This Sunday marks the convergence of two of my favorite days – the Summer Solstice and Father’s Day.
On the solstice I like to conduct my annual “as-long-as-it’s-daylight-I-am-doing-something” day. It’s sort of a weeklong Cody vacation compressed into 16½ hours. That means I am outside and active. I know a few people who could spend the whole day in a saddle, on the river or hiking a trail. I plan on doing all of those things and more.
This year will be special, however, as I have convinced my father (he doesn’t like it when I refer to him as “my old man”) to join me. That means we have to eat our breakfast and be out of the house by the time the sun rises officially at 5:31 a.m. That won’t be a problem for an old rancher like my father who has been getting up early pretty much all of his life. The hard part will be keeping him awake until the sun sets at 9:04 p.m.
I thought we would start with a hike to help get the blood pumping and to take advantage of our cool Cody mornings. Because our hikes inevitably end at any number of favorite fishing spots, we better remember to bring our waders, rods and reels. Dad prefers dry flies while I am more of a nymph person.
Since this is supposed to be a fun day and not some sort of forced march, we will space out several activities throughout the day and not hurry to any of them. We do like to raft or kayak in the afternoon when the day is at its warmest, but we learned that over-planning just makes one of us (him, not me, no way) grumpy.
Among our options are a bicycle ride around town, a visit to furniture makers, a flight in a powered hang glider, a tour of our art galleries and just enjoying a cold one on the porch of the Irma while the gunfighters pretend to shoot each other.

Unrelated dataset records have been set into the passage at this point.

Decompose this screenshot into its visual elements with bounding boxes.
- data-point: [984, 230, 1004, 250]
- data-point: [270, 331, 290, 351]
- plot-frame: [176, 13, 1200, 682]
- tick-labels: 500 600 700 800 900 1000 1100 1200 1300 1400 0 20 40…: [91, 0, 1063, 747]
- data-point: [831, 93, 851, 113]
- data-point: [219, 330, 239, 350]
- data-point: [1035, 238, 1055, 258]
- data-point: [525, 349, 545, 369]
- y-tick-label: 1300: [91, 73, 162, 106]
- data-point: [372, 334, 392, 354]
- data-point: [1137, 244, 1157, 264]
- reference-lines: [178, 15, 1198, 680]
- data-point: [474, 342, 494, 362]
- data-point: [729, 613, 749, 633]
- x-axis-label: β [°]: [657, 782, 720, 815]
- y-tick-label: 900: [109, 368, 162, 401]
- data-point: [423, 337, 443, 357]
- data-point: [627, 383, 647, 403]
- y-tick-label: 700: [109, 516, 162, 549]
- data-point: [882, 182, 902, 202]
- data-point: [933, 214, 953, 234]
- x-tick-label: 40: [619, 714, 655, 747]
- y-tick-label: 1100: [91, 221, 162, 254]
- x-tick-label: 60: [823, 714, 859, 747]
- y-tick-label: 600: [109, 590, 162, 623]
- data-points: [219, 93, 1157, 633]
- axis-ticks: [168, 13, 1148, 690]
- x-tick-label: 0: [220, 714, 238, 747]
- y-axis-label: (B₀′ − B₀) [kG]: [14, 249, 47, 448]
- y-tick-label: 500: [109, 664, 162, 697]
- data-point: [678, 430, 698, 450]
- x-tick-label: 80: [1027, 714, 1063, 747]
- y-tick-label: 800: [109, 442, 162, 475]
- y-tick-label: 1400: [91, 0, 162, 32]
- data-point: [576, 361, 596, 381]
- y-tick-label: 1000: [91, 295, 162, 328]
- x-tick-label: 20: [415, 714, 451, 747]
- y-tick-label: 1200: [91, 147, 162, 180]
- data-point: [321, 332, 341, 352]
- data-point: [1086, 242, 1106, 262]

Another option is to spend a “history” day that includes the Buffalo Bill Center of the West, Heart Mountain WWII Interpretive Center, Old Trail Town and the Cody Dug Up Gun Museum.
At some point we will probably get in a trail ride with one dad’s rancher friends.
It’s our tradition to finish up the day at the Cody Nite Rodeo. It’s hard for my dad to fall asleep since he knows practically everyone at the rodeo grounds. Even if the old dude (don’t tell him I said that) wanted to nod off, someone is always shaking his hand and catching up.
I cannot think of a better way to spend Father’s Day. Or the Summer Solstice.